The only zine that never leaves his bed is Drop Out!, “a manifesto on how to live”, a yellow zine thoughtfully placed between two pillows, like a primrose pressed between a favourite book.
At this weekend’s event, you can thumb through a mix of local and international zines that cover a range of subjects from feminism to fetishism and football, anarchy to anchovies and art. “There’s a zine dedicated to gender queer skateboarders; another to DIY addicts; people of colour and flora enthusiasts. Plus a bunch of fan-zines, including the one about Patti Smith,” Himanshu tells us, as his partner Aqui Thami chimes in to talk about their own productions.
“We’re doing a zine about menstruation called Period; another about homes tentatively titled Ghar Ghar; and we’re putting out a new issue of our art-based A5.” They will also stock works by La Cartel, one of the oldest zine makers in the world, based out of Spain. Self-published poetry and art will be available too. “We hope our work will help legitimise zines, not as radical historical footnotes but as valid literary works worthy of collection, preservation and study,” Himanshu says.
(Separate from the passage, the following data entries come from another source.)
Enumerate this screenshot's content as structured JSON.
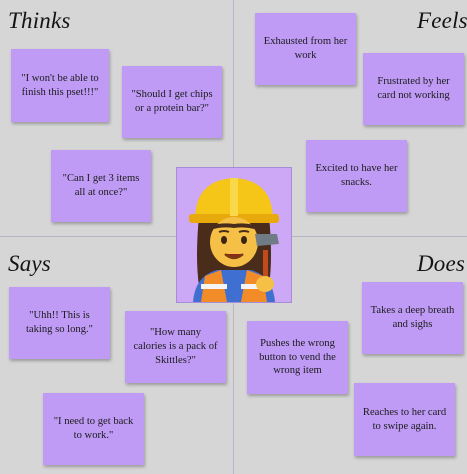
{
  "quadrants": {
    "thinks": "Thinks",
    "feels": "Feels",
    "says": "Says",
    "does": "Does"
  },
  "center": {
    "icon": "woman-construction-worker-icon"
  },
  "notes": {
    "thinks": [
      "\"I won't be able to finish this pset!!!\"",
      "\"Should I get chips or a protein bar?\"",
      "\"Can I get 3 items all at once?\""
    ],
    "feels": [
      "Exhausted from her work",
      "Frustrated by her card not working",
      "Excited to have her snacks."
    ],
    "says": [
      "\"Uhh!! This is taking so long.\"",
      "\"How many calories is a pack of Skittles?\"",
      "\"I need to get back to work.\""
    ],
    "does": [
      "Takes a deep breath and sighs",
      "Pushes the wrong button to vend the wrong item",
      "Reaches to her card to swipe again."
    ]
  },
  "colors": {
    "note": "#bf9bf6",
    "background": "#d6d6d6",
    "helmet": "#f5c518",
    "vest": "#f28c28"
  }
}
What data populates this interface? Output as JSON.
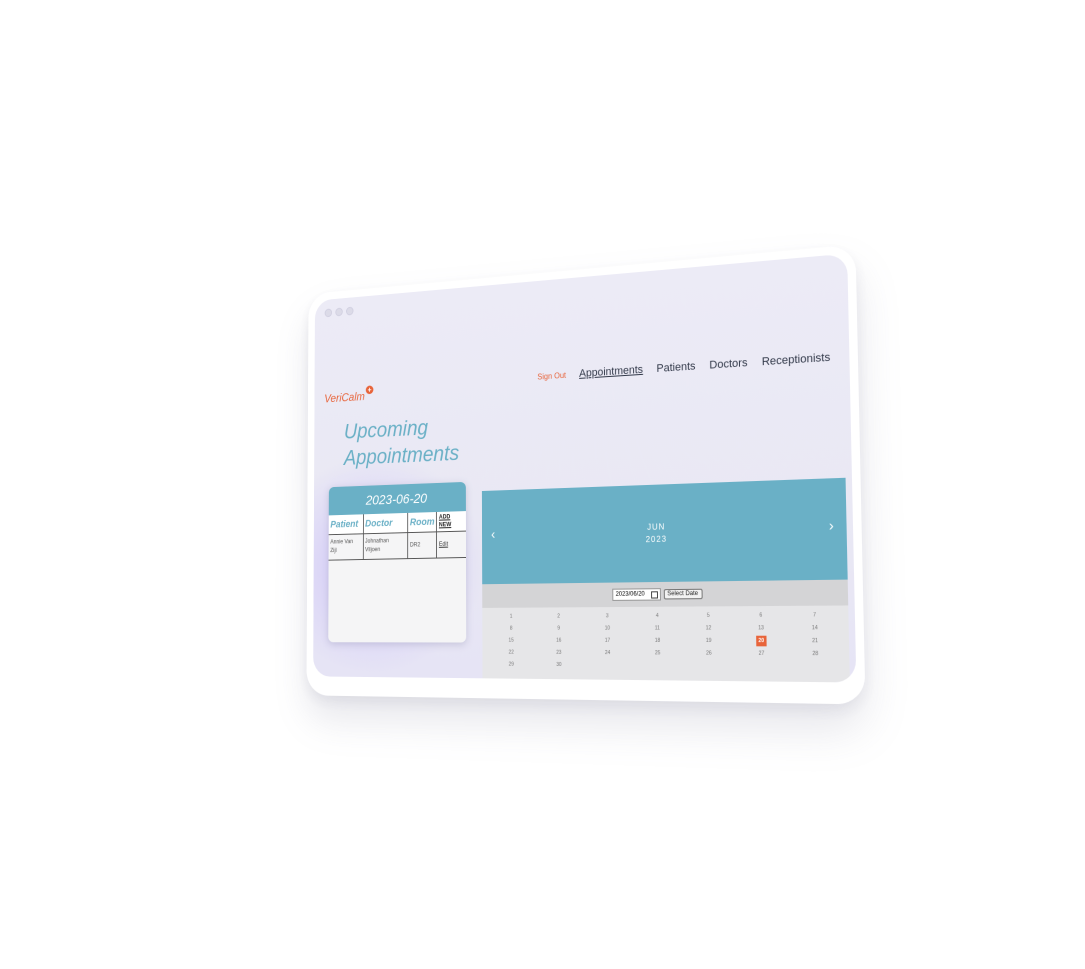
{
  "app": {
    "brand": "VeriCalm",
    "brand_icon": "plus-circle-icon"
  },
  "nav": {
    "sign_out": "Sign Out",
    "items": [
      "Appointments",
      "Patients",
      "Doctors",
      "Receptionists"
    ],
    "active": "Appointments"
  },
  "page": {
    "title_line1": "Upcoming",
    "title_line2": "Appointments"
  },
  "appointments": {
    "date": "2023-06-20",
    "columns": [
      "Patient",
      "Doctor",
      "Room"
    ],
    "add_new": "ADD NEW",
    "rows": [
      {
        "patient": "Annie Van Zijl",
        "doctor": "Johnathan Viljoen",
        "room": "DR2",
        "action": "Edit"
      }
    ]
  },
  "calendar": {
    "month": "JUN",
    "year": "2023",
    "prev_icon": "chevron-left-icon",
    "next_icon": "chevron-right-icon",
    "date_input_value": "2023/06/20",
    "select_label": "Select Date",
    "selected_day": 20,
    "weeks": [
      [
        "1",
        "2",
        "3",
        "4",
        "5",
        "6",
        "7"
      ],
      [
        "8",
        "9",
        "10",
        "11",
        "12",
        "13",
        "14"
      ],
      [
        "15",
        "16",
        "17",
        "18",
        "19",
        "20",
        "21"
      ],
      [
        "22",
        "23",
        "24",
        "25",
        "26",
        "27",
        "28"
      ],
      [
        "29",
        "30",
        "",
        "",
        "",
        "",
        ""
      ]
    ]
  },
  "colors": {
    "accent": "#6ab0c6",
    "brand": "#e8643a",
    "background": "#ecebf6"
  }
}
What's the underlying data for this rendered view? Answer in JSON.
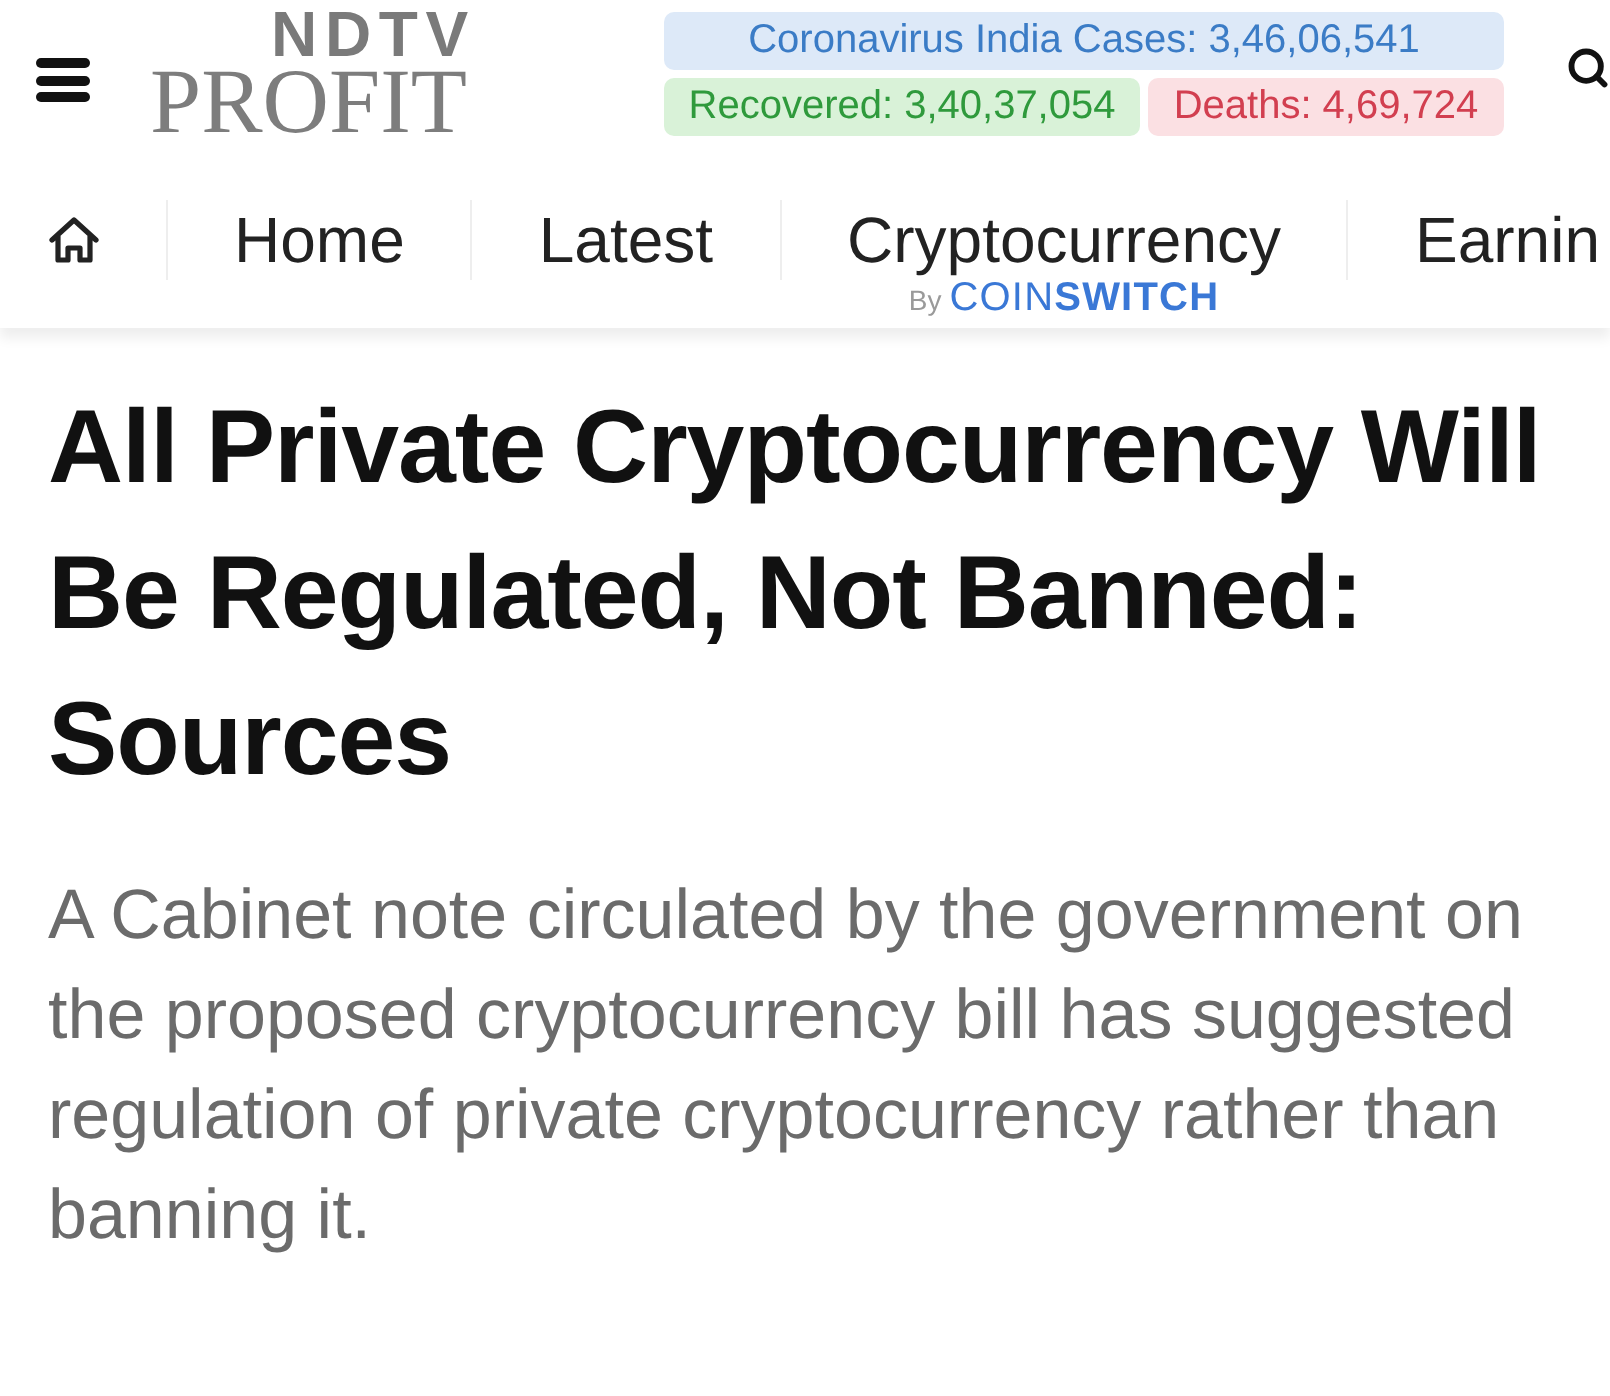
{
  "header": {
    "logo": {
      "top": "NDTV",
      "bottom": "PROFIT"
    },
    "covid": {
      "cases": "Coronavirus India Cases: 3,46,06,541",
      "recovered": "Recovered: 3,40,37,054",
      "deaths": "Deaths: 4,69,724"
    }
  },
  "nav": {
    "items": [
      {
        "label": "Home"
      },
      {
        "label": "Latest"
      },
      {
        "label": "Cryptocurrency",
        "sponsor": {
          "prefix": "By",
          "brand": "COIN**SWITCH**"
        }
      },
      {
        "label": "Earnin"
      }
    ]
  },
  "article": {
    "headline": "All Private Cryptocurrency Will Be Regulated, Not Banned: Sources",
    "summary": "A Cabinet note circulated by the government on the proposed cryptocurrency bill has suggested regulation of private cryptocurrency rather than banning it."
  }
}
If you miss the Bombay Zine Fest from January 14-15, you can go on the road with them, the first stop giving you the perfect excuse to do the Kochi Biennale 2017 (again). After Kochi at the end of this month, they will head to Bangalore and Delhi in February, post which Pune, Hyderabad and Kolkata may be scheduled for a zine darshan.
And if you can’t visit this fest at all, mail them a copy of this zine (our favourite title) about social anxiety: Sorry I Missed Your Gig.